Under the provisions of a 1995 state law, DHS' Office of Alcoholism and Substance Abuse provides funding for alcohol and other drug abuse (AODA) treatment services for individuals with active cases served by the Department of Children and Family Services (DCFS).

Persons receiving these services are screened and referred by DCFS. Alcohol and other drug abuse service providers work collaboratively with DCFS staff through a standardized referral and follow-up protocol.

AODA services include outreach efforts to bring clients into the treatment process and, when needed, transportation for clients and/or their children to child care or to attend treatment. Child care in the OASA/DCFS Initiative program is funded by DCFS.

There are 33 AODA treatment providers in the Initiative delivering services to DCFS involved families at 56 treatment sites. The overall goals of the OASA/DCFS Initiative include:
  • improved health and safety of the child(ren) and mother,
  • improved parenting skills,
  • improved family functioning,
  • reduced substance abuse, and
  • improved life management skills of the mother.

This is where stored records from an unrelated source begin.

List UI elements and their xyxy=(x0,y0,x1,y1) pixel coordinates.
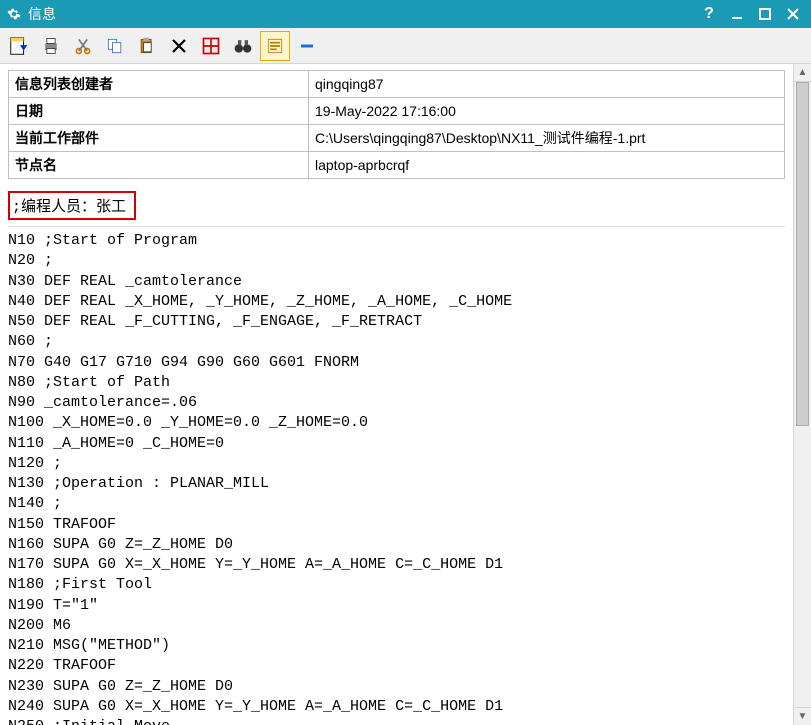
scroll-up-arrow[interactable]: ▲ xyxy=(794,64,811,82)
content-area: 信息列表创建者qingqing87 日期19-May-2022 17:16:00… xyxy=(0,64,811,725)
info-value: laptop-aprbcrqf xyxy=(309,152,785,179)
info-value: qingqing87 xyxy=(309,71,785,98)
table-row: 日期19-May-2022 17:16:00 xyxy=(9,98,785,125)
highlighted-section: ;编程人员：张工 xyxy=(8,185,785,227)
toolbar xyxy=(0,28,811,64)
maximize-button[interactable] xyxy=(751,0,779,28)
scroll-track[interactable] xyxy=(794,82,811,707)
cut-icon[interactable] xyxy=(68,31,98,61)
table-row: 当前工作部件C:\Users\qingqing87\Desktop\NX11_测… xyxy=(9,125,785,152)
minimize-button[interactable] xyxy=(723,0,751,28)
copy-icon[interactable] xyxy=(100,31,130,61)
help-button[interactable]: ? xyxy=(695,0,723,28)
window-title: 信息 xyxy=(28,4,695,24)
text-area[interactable]: 信息列表创建者qingqing87 日期19-May-2022 17:16:00… xyxy=(0,64,793,725)
table-row: 信息列表创建者qingqing87 xyxy=(9,71,785,98)
info-table: 信息列表创建者qingqing87 日期19-May-2022 17:16:00… xyxy=(8,70,785,179)
info-label: 当前工作部件 xyxy=(9,125,309,152)
binoculars-icon[interactable] xyxy=(228,31,258,61)
info-label: 日期 xyxy=(9,98,309,125)
titlebar: 信息 ? xyxy=(0,0,811,28)
highlighted-comment: ;编程人员：张工 xyxy=(8,191,136,220)
scroll-thumb[interactable] xyxy=(796,82,809,426)
gear-icon xyxy=(6,6,22,22)
close-button[interactable] xyxy=(779,0,807,28)
delete-icon[interactable] xyxy=(164,31,194,61)
info-label: 信息列表创建者 xyxy=(9,71,309,98)
file-save-icon[interactable] xyxy=(4,31,34,61)
scroll-down-arrow[interactable]: ▼ xyxy=(794,707,811,725)
print-icon[interactable] xyxy=(36,31,66,61)
minus-icon[interactable] xyxy=(292,31,322,61)
wrap-icon[interactable] xyxy=(260,31,290,61)
table-row: 节点名laptop-aprbcrqf xyxy=(9,152,785,179)
nc-code-listing: N10 ;Start of Program N20 ; N30 DEF REAL… xyxy=(8,231,785,725)
info-value: C:\Users\qingqing87\Desktop\NX11_测试件编程-1… xyxy=(309,125,785,152)
info-value: 19-May-2022 17:16:00 xyxy=(309,98,785,125)
vertical-scrollbar[interactable]: ▲ ▼ xyxy=(793,64,811,725)
paste-icon[interactable] xyxy=(132,31,162,61)
info-label: 节点名 xyxy=(9,152,309,179)
target-icon[interactable] xyxy=(196,31,226,61)
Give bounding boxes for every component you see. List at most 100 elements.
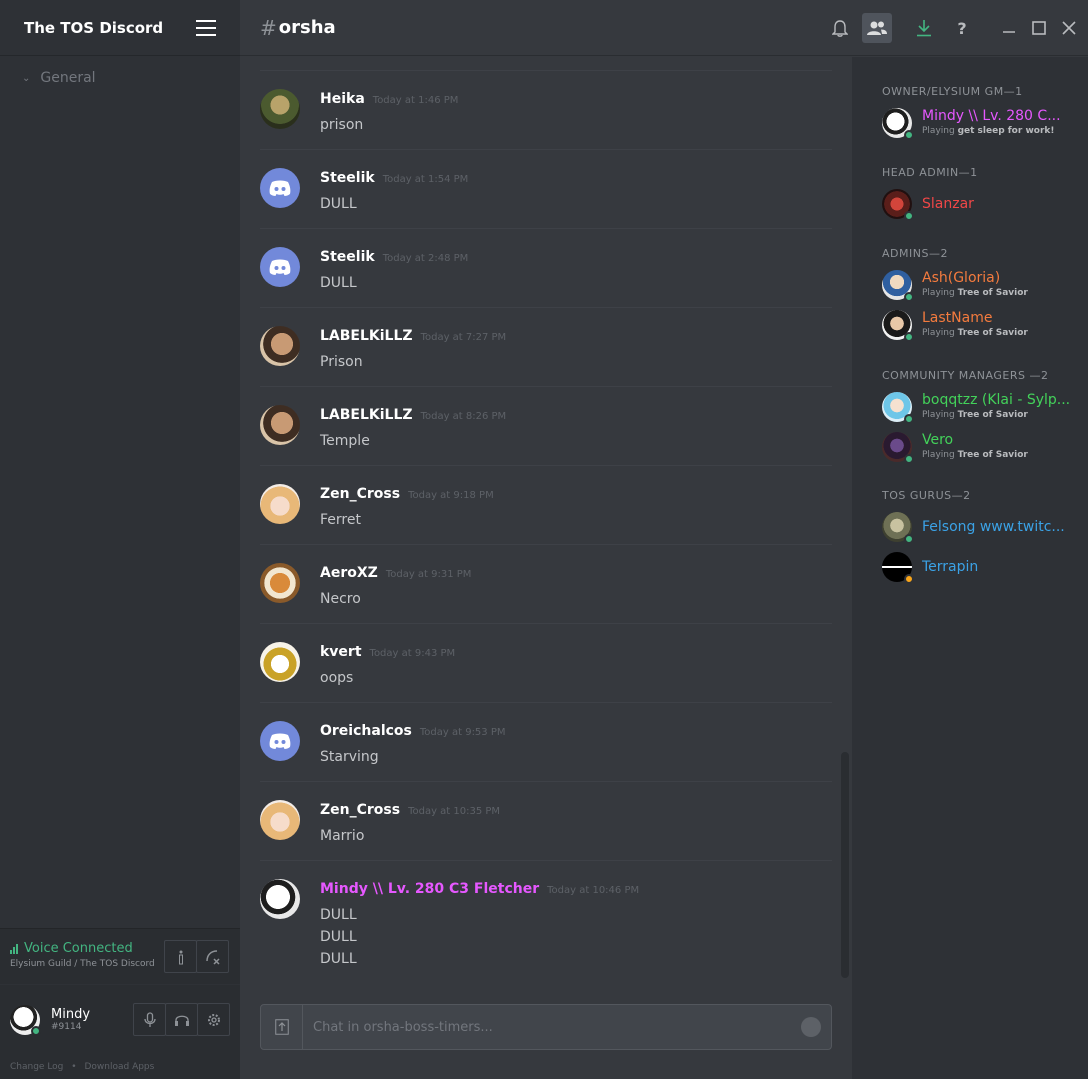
message: Heika Today at 1:46 PM prison <box>260 70 832 149</box>
member-name: Slanzar <box>922 196 974 212</box>
member-list: OWNER/ELYSIUM GM—1 Mindy \\ Lv. 280 C...… <box>852 57 1088 1079</box>
channel-sidebar: The TOS Discord ⌄ General Voice Connecte… <box>0 0 240 1079</box>
change-log-link[interactable]: Change Log <box>10 1062 63 1072</box>
username: Mindy <box>51 1007 91 1022</box>
avatar[interactable] <box>260 168 300 208</box>
message: Steelik Today at 2:48 PM DULL <box>260 228 832 307</box>
member-game: Tree of Savior <box>957 328 1028 338</box>
playing-prefix: Playing <box>922 450 955 460</box>
message-text: DULL <box>320 196 357 212</box>
member-game: Tree of Savior <box>957 410 1028 420</box>
message: Mindy \\ Lv. 280 C3 Fletcher Today at 10:… <box>260 860 832 986</box>
message-timestamp: Today at 10:46 PM <box>547 885 640 896</box>
help-icon[interactable]: ? <box>950 13 974 43</box>
message-author[interactable]: Zen_Cross <box>320 802 400 818</box>
message-list[interactable]: Heika Today at 1:46 PM prison Steelik Toda… <box>240 57 852 992</box>
message-author[interactable]: Mindy \\ Lv. 280 C3 Fletcher <box>320 881 539 897</box>
playing-prefix: Playing <box>922 328 955 338</box>
voice-status-panel: Voice Connected Elysium Guild / The TOS … <box>0 928 240 984</box>
message-text: Marrio <box>320 828 365 844</box>
close-button[interactable] <box>1058 13 1080 43</box>
message-text: DULL <box>320 275 357 291</box>
menu-icon[interactable] <box>196 19 216 36</box>
message: LABELKiLLZ Today at 7:27 PM Prison <box>260 307 832 386</box>
disconnect-button[interactable] <box>196 940 229 973</box>
category-general[interactable]: ⌄ General <box>0 70 240 86</box>
message-author[interactable]: Heika <box>320 91 365 107</box>
download-button[interactable] <box>912 13 936 43</box>
avatar[interactable] <box>260 326 300 366</box>
maximize-button[interactable] <box>1028 13 1050 43</box>
message-author[interactable]: Oreichalcos <box>320 723 412 739</box>
member-item[interactable]: Ash(Gloria) Playing Tree of Savior <box>882 266 1088 306</box>
message: Zen_Cross Today at 10:35 PM Marrio <box>260 781 832 860</box>
member-item[interactable]: Vero Playing Tree of Savior <box>882 428 1088 468</box>
member-name: Mindy \\ Lv. 280 C... <box>922 108 1061 124</box>
user-settings-button[interactable] <box>197 1003 230 1036</box>
message-author[interactable]: kvert <box>320 644 362 660</box>
minimize-button[interactable] <box>998 13 1020 43</box>
avatar[interactable] <box>260 484 300 524</box>
emoji-icon[interactable] <box>801 1017 821 1037</box>
message-timestamp: Today at 1:46 PM <box>372 95 459 106</box>
message-author[interactable]: Zen_Cross <box>320 486 400 502</box>
member-item[interactable]: Slanzar <box>882 185 1088 225</box>
deafen-button[interactable] <box>165 1003 198 1036</box>
member-name: Ash(Gloria) <box>922 270 1001 286</box>
server-header[interactable]: The TOS Discord <box>0 0 240 56</box>
message-author[interactable]: LABELKiLLZ <box>320 328 413 344</box>
chevron-down-icon: ⌄ <box>22 72 31 84</box>
message-author[interactable]: LABELKiLLZ <box>320 407 413 423</box>
avatar[interactable] <box>260 642 300 682</box>
message-scrollbar[interactable] <box>841 752 849 978</box>
minimize-icon <box>1003 31 1015 33</box>
message-text: prison <box>320 117 364 133</box>
message-timestamp: Today at 9:43 PM <box>369 648 456 659</box>
avatar[interactable] <box>260 89 300 129</box>
avatar[interactable] <box>260 247 300 287</box>
member-name: Terrapin <box>922 559 979 575</box>
member-item[interactable]: boqqtzz (Klai - Sylp... Playing Tree of … <box>882 388 1088 428</box>
member-item[interactable]: LastName Playing Tree of Savior <box>882 306 1088 346</box>
message-input[interactable] <box>313 1005 783 1049</box>
message-text: oops <box>320 670 354 686</box>
message-text: DULL <box>320 929 357 945</box>
member-game: get sleep for work! <box>957 126 1055 136</box>
member-game: Tree of Savior <box>957 450 1028 460</box>
message: Oreichalcos Today at 9:53 PM Starving <box>260 702 832 781</box>
headphones-icon <box>174 1015 189 1026</box>
message-timestamp: Today at 7:27 PM <box>420 332 507 343</box>
playing-prefix: Playing <box>922 126 955 136</box>
discord-logo-icon <box>269 180 291 196</box>
avatar[interactable] <box>260 800 300 840</box>
download-apps-link[interactable]: Download Apps <box>84 1062 154 1072</box>
hangup-icon <box>205 949 220 965</box>
channel-name: orsha <box>278 17 336 38</box>
message-author[interactable]: AeroXZ <box>320 565 378 581</box>
avatar[interactable] <box>260 879 300 919</box>
member-item[interactable]: Mindy \\ Lv. 280 C... Playing get sleep … <box>882 104 1088 144</box>
message-text: Starving <box>320 749 379 765</box>
member-item[interactable]: Terrapin <box>882 548 1088 588</box>
voice-info-button[interactable] <box>164 940 197 973</box>
member-list-toggle[interactable] <box>862 13 892 43</box>
close-icon <box>1062 21 1076 35</box>
maximize-icon <box>1032 21 1046 35</box>
upload-button[interactable] <box>261 1005 303 1049</box>
footer-separator: • <box>71 1062 77 1072</box>
upload-icon <box>274 1019 289 1035</box>
member-name: boqqtzz (Klai - Sylp... <box>922 392 1071 408</box>
avatar[interactable] <box>260 563 300 603</box>
member-item[interactable]: Felsong www.twitc... <box>882 508 1088 548</box>
role-header: OWNER/ELYSIUM GM—1 <box>882 85 1023 98</box>
message-author[interactable]: Steelik <box>320 249 375 265</box>
avatar[interactable] <box>260 405 300 445</box>
notifications-button[interactable] <box>828 13 852 43</box>
user-discriminator: #9114 <box>51 1022 82 1032</box>
user-panel: Mindy #9114 Change Log • Download Apps <box>0 985 240 1079</box>
mute-button[interactable] <box>133 1003 166 1036</box>
message-author[interactable]: Steelik <box>320 170 375 186</box>
playing-prefix: Playing <box>922 410 955 420</box>
avatar[interactable] <box>260 721 300 761</box>
online-status-icon <box>904 414 914 424</box>
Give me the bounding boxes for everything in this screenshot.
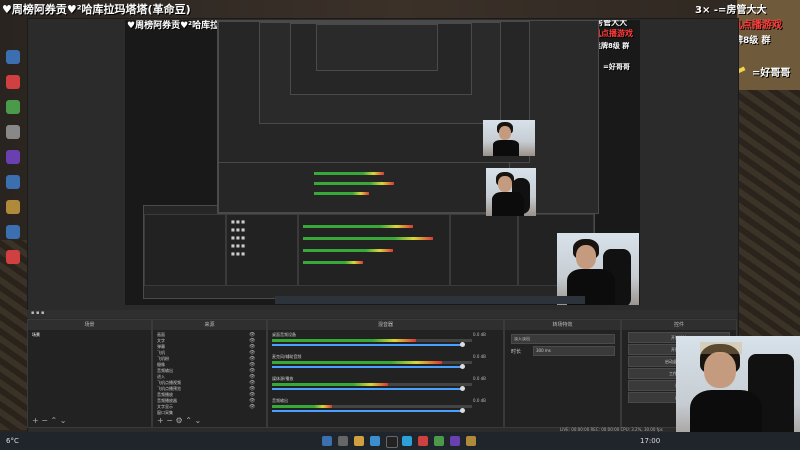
mixer-level-meter — [272, 339, 416, 342]
volume-slider[interactable] — [272, 388, 462, 390]
preview-webcam-large — [557, 233, 639, 305]
add-scene-icon[interactable]: + − ⌃ ⌄ — [32, 416, 66, 425]
nested-transitions — [450, 214, 518, 286]
app-icon[interactable] — [466, 436, 476, 446]
edge-icon[interactable] — [370, 436, 380, 446]
desktop-icon[interactable] — [6, 75, 20, 89]
obs-icon[interactable] — [386, 436, 398, 448]
desktop-icon[interactable] — [6, 200, 20, 214]
overlay-gift: 3× -=房管大大 — [695, 5, 767, 16]
mixer-level-meter — [272, 383, 388, 386]
mixer-db: 0.0 dB — [473, 354, 486, 359]
sources-title: 来源 — [153, 320, 266, 330]
obs-dock-tabs: ▪ ▪ ▪ — [27, 310, 737, 318]
volume-slider[interactable] — [272, 366, 462, 368]
desktop-icon[interactable] — [6, 100, 20, 114]
volume-knob[interactable] — [460, 342, 465, 347]
wall-frame — [700, 342, 742, 354]
desktop-icon[interactable] — [6, 175, 20, 189]
weather-widget[interactable]: 6°C — [6, 437, 19, 445]
transition-select[interactable]: 淡入淡出 — [511, 334, 615, 344]
app-icon[interactable] — [450, 436, 460, 446]
desktop-icon[interactable] — [6, 125, 20, 139]
overlay-title: ♥周榜阿券贡♥²哈库拉玛塔塔(革命豆) — [2, 3, 191, 16]
overlay-haoge: =好哥哥 — [752, 68, 791, 79]
taskbar — [0, 432, 800, 450]
mixer-title: 混音器 — [268, 320, 503, 330]
volume-knob[interactable] — [460, 364, 465, 369]
transitions-title: 转场特效 — [505, 320, 620, 330]
volume-knob[interactable] — [460, 408, 465, 413]
nested-obs-5 — [290, 23, 472, 95]
nested-obs-4 — [259, 22, 501, 124]
desktop-icon[interactable] — [6, 225, 20, 239]
nested-obs-2 — [217, 20, 599, 214]
transitions-dock: 转场特效 淡入淡出 时长 300 ms — [504, 319, 621, 428]
scene-item[interactable]: 场景 — [32, 332, 40, 338]
controls-title: 控件 — [622, 320, 736, 330]
duration-input[interactable]: 300 ms — [533, 346, 615, 356]
scenes-title: 场景 — [28, 320, 151, 330]
sources-dock: 来源 画面 文字 弹幕 飞机 飞机粉 摄像 音频输出 进入 飞机点播视频 飞机点… — [152, 319, 267, 428]
volume-slider[interactable] — [272, 344, 462, 346]
add-source-icon[interactable]: + − ⚙ ⌃ ⌄ — [157, 416, 201, 425]
volume-knob[interactable] — [460, 386, 465, 391]
desktop-icon[interactable] — [6, 250, 20, 264]
volume-slider[interactable] — [272, 410, 462, 412]
nested-obs-6 — [316, 24, 438, 71]
nested-obs-1: ■ ■ ■ ■ ■ ■ ■ ■ ■ ■ ■ ■ ■ ■ ■ — [143, 205, 595, 299]
mixer-channel-label: 麦克风/辅助音频 — [272, 354, 302, 359]
nested-taskbar — [275, 296, 585, 304]
mixer-level-meter — [272, 405, 332, 408]
duration-label: 时长 — [511, 349, 522, 355]
start-icon[interactable] — [322, 436, 332, 446]
obs-preview[interactable]: ♥周榜阿券贡♥²哈库拉玛塔塔(革命豆) 3× -=房管大大 飞机点播游戏 粉丝牌… — [125, 20, 640, 305]
background-rug-left — [0, 240, 28, 430]
nested-mixer — [298, 214, 450, 286]
background-rug-right — [737, 90, 800, 340]
scenes-dock: 场景 场景 + − ⌃ ⌄ — [27, 319, 152, 428]
clock[interactable]: 17:00 — [640, 437, 660, 445]
nested-sources: ■ ■ ■ ■ ■ ■ ■ ■ ■ ■ ■ ■ ■ ■ ■ — [226, 214, 298, 286]
mixer-channel-label: 媒体源/播放 — [272, 376, 294, 381]
mixer-db: 0.0 dB — [473, 376, 486, 381]
mixer-channel-label: 桌面音频设备 — [272, 332, 296, 337]
mixer-dock: 混音器 桌面音频设备 0.0 dB 麦克风/辅助音频 0.0 dB 媒体源/播放… — [267, 319, 504, 428]
search-icon[interactable] — [338, 436, 348, 446]
app-icon[interactable] — [418, 436, 428, 446]
qq-icon[interactable] — [402, 436, 412, 446]
mixer-db: 0.0 dB — [473, 398, 486, 403]
preview-webcam-medium — [486, 168, 536, 216]
preview-haoge: =好哥哥 — [603, 63, 630, 71]
mixer-level-meter — [272, 361, 442, 364]
explorer-icon[interactable] — [354, 436, 364, 446]
wechat-icon[interactable] — [434, 436, 444, 446]
nested-obs-2-docks — [218, 161, 510, 213]
visibility-eye-icon[interactable]: 👁 👁 👁 👁 👁 👁 👁 👁 👁 👁 👁 👁 👁 — [249, 332, 255, 410]
nested-webcam-small — [483, 120, 535, 156]
desktop-icon[interactable] — [6, 50, 20, 64]
mixer-channel-label: 音频输出 — [272, 398, 288, 403]
nested-scenes — [144, 214, 226, 286]
desktop-icon[interactable] — [6, 150, 20, 164]
mixer-db: 0.0 dB — [473, 332, 486, 337]
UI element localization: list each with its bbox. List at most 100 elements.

Additional funds are provided to 23 of the 56 treatment sites to provide enhanced AOD treatment services to women involved within DCFS cases. This service model, titled Project SAFE (Substance and Alcohol Free Environment) provides treatment activities such as substance abuse education, individual and family counseling, specialized women's groups, skill building and self-help groups. This intensified level of service, which includes outpatient treatment, parenting training and involvement with outreach worker services (including transportation to the treatment sites), makes this program unique to traditional AODA services and creates a greater opportunity for treatment success. In FY 2000, there were 11,426 DCFS clients in the OASA treatment system. AODA providers in the Initiative were funded through a combination of state General Revenue and Medicaid funds appropriated specifically for Initiative services. In FY 2000 more than 22 million dollars was spent on this target population.